Wie auch immer das Akkreditierungsverfahren zu bewerten ist, den entscheidenden Fehler hat das Oberlandesgericht München gemacht: indem es nicht von vorneherein genügend Instinkt bewiesen hat und einige Plätze für türkische Medien reservieren liess. Im Fall Kachelmann, der politisch weitaus bedeutungsloser war, war es kein Problem, 10 Plätze für Schweizer Journalisten zu reservieren, weil Kachelmann Schweizer Staatsbürger ist. Warum das nicht in dem hochbrisanten NSU-Prozess möglich war, ist nur sehr schwer zu begreifen. Auch als das Kind bereits in den Brunnen gefallen war, fiel der Richter nicht gerade durch seine Sensibilität auf.

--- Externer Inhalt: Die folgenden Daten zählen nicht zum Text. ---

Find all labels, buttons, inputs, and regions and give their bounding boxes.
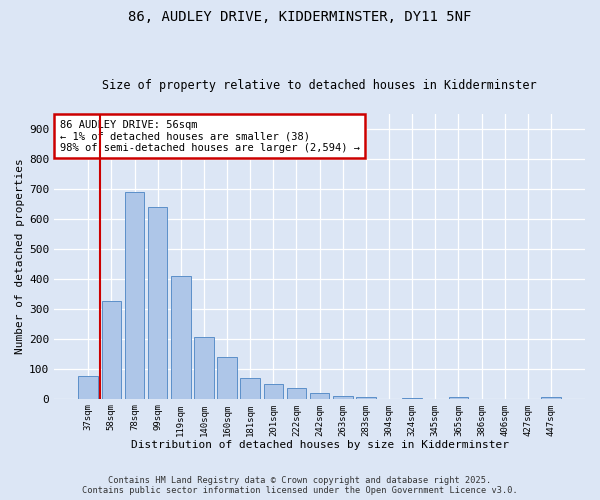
Bar: [217, 358, 237, 399]
Bar: [79, 376, 98, 398]
Bar: [263, 384, 283, 398]
Bar: [333, 396, 353, 398]
Bar: [194, 338, 214, 398]
Bar: [125, 192, 145, 398]
Y-axis label: Number of detached properties: Number of detached properties: [15, 158, 25, 354]
X-axis label: Distribution of detached houses by size in Kidderminster: Distribution of detached houses by size …: [131, 440, 509, 450]
Text: 86, AUDLEY DRIVE, KIDDERMINSTER, DY11 5NF: 86, AUDLEY DRIVE, KIDDERMINSTER, DY11 5N…: [128, 10, 472, 24]
Text: Contains HM Land Registry data © Crown copyright and database right 2025.
Contai: Contains HM Land Registry data © Crown c…: [82, 476, 518, 495]
Title: Size of property relative to detached houses in Kidderminster: Size of property relative to detached ho…: [103, 79, 537, 92]
Bar: [241, 378, 260, 398]
Bar: [101, 302, 121, 398]
Bar: [287, 388, 307, 398]
Bar: [310, 392, 329, 398]
Bar: [171, 276, 191, 398]
Bar: [148, 207, 167, 398]
Text: 86 AUDLEY DRIVE: 56sqm
← 1% of detached houses are smaller (38)
98% of semi-deta: 86 AUDLEY DRIVE: 56sqm ← 1% of detached …: [59, 120, 359, 153]
Bar: [449, 397, 469, 398]
Bar: [541, 397, 561, 398]
Bar: [356, 396, 376, 398]
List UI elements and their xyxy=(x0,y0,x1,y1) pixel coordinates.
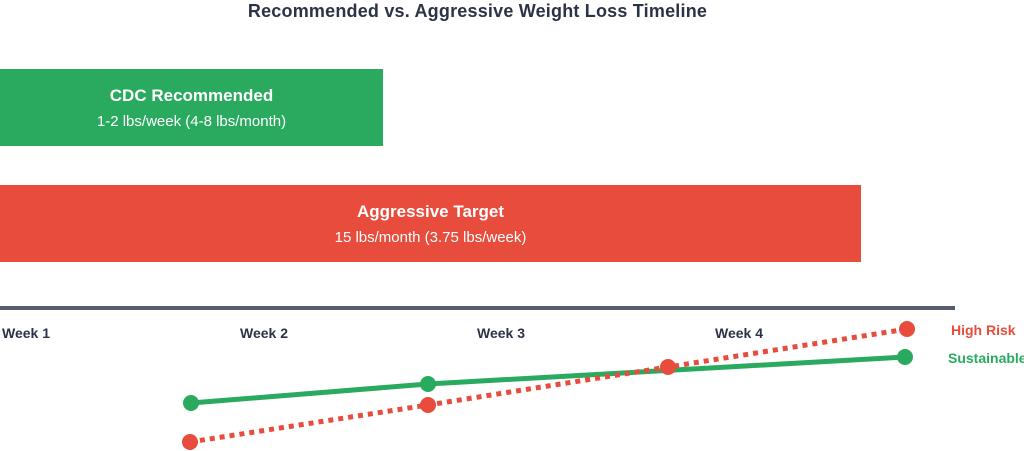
x-tick-week-1: Week 1 xyxy=(2,325,50,341)
chart-title: Recommended vs. Aggressive Weight Loss T… xyxy=(247,1,708,21)
x-tick-week-3: Week 3 xyxy=(477,325,525,341)
timeline-axis xyxy=(0,306,955,310)
x-tick-week-2: Week 2 xyxy=(240,325,288,341)
aggressive-bar-subtitle: 15 lbs/month (3.75 lbs/week) xyxy=(334,228,527,246)
x-tick-week-4: Week 4 xyxy=(715,325,763,341)
cdc-bar-subtitle: 1-2 lbs/week (4-8 lbs/month) xyxy=(96,112,287,130)
aggressive-target-bar: Aggressive Target 15 lbs/month (3.75 lbs… xyxy=(0,185,861,262)
legend-high-risk: High Risk xyxy=(951,322,1016,338)
cdc-recommended-bar: CDC Recommended 1-2 lbs/week (4-8 lbs/mo… xyxy=(0,69,383,146)
cdc-bar-title: CDC Recommended xyxy=(109,85,274,105)
legend-sustainable: Sustainable xyxy=(948,350,1024,366)
aggressive-bar-title: Aggressive Target xyxy=(356,201,505,221)
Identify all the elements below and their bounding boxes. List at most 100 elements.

Man stelle sich vor, bei dem Prozess in Antalya, bei dem ein Deutscher wegen Vergewaltigung angeklagt war, wären keine deutschen Pressevertreter vertreten gewesen, weil sie das Akkreditierungsverfahren verbaselt hätten – dann hätte es in Deutschland einen Krieg der Presse gegeben (Parallelen sind hier durchaus zulässig, schliesslich haben in diesem Fall deutsche Politiker ganz unverhohlen mit der Aussetzung der EU-Verhandlungen gedroht -aber das war in dem Fall natürlich niemals Einflußnahme auf das Gericht…).
Das Problem liegt hauptsächlich darin, dass das angewendete Verfahren zur Akkreditierung zwar formaljuristisch korrekt war (oder zumindest gewesen wäre, wenn die Pressesprecherin nicht vorab Infos herausgegeben hätte und sich die Mitarbeiterin nicht bei einigen Mailadressen vertippt hätte) – aber jeglichen politschen Instinkt vermissen liess.  Nun stehen die Deutschen wieder einmal im Ausland da als kalte Prinzipienreiter, die „nur ihre Pflicht erfüllt haben“.  Aber nicht mal das kann man nach Bekanntwerden der Begleitumstände sagen – ich bin sicher, dass jede Weihnachtsfeier der Justizangestellten besser organisiert und durchgeplant war als dieses Verfahren.
Inzwischen fordern auch deutsche Journalistenverbände die Neuauflage des Akkreditierungsverfahrens. Doch das Kind ist bereits in den (Image)Brunnen gefallen. Der Schaden ist da.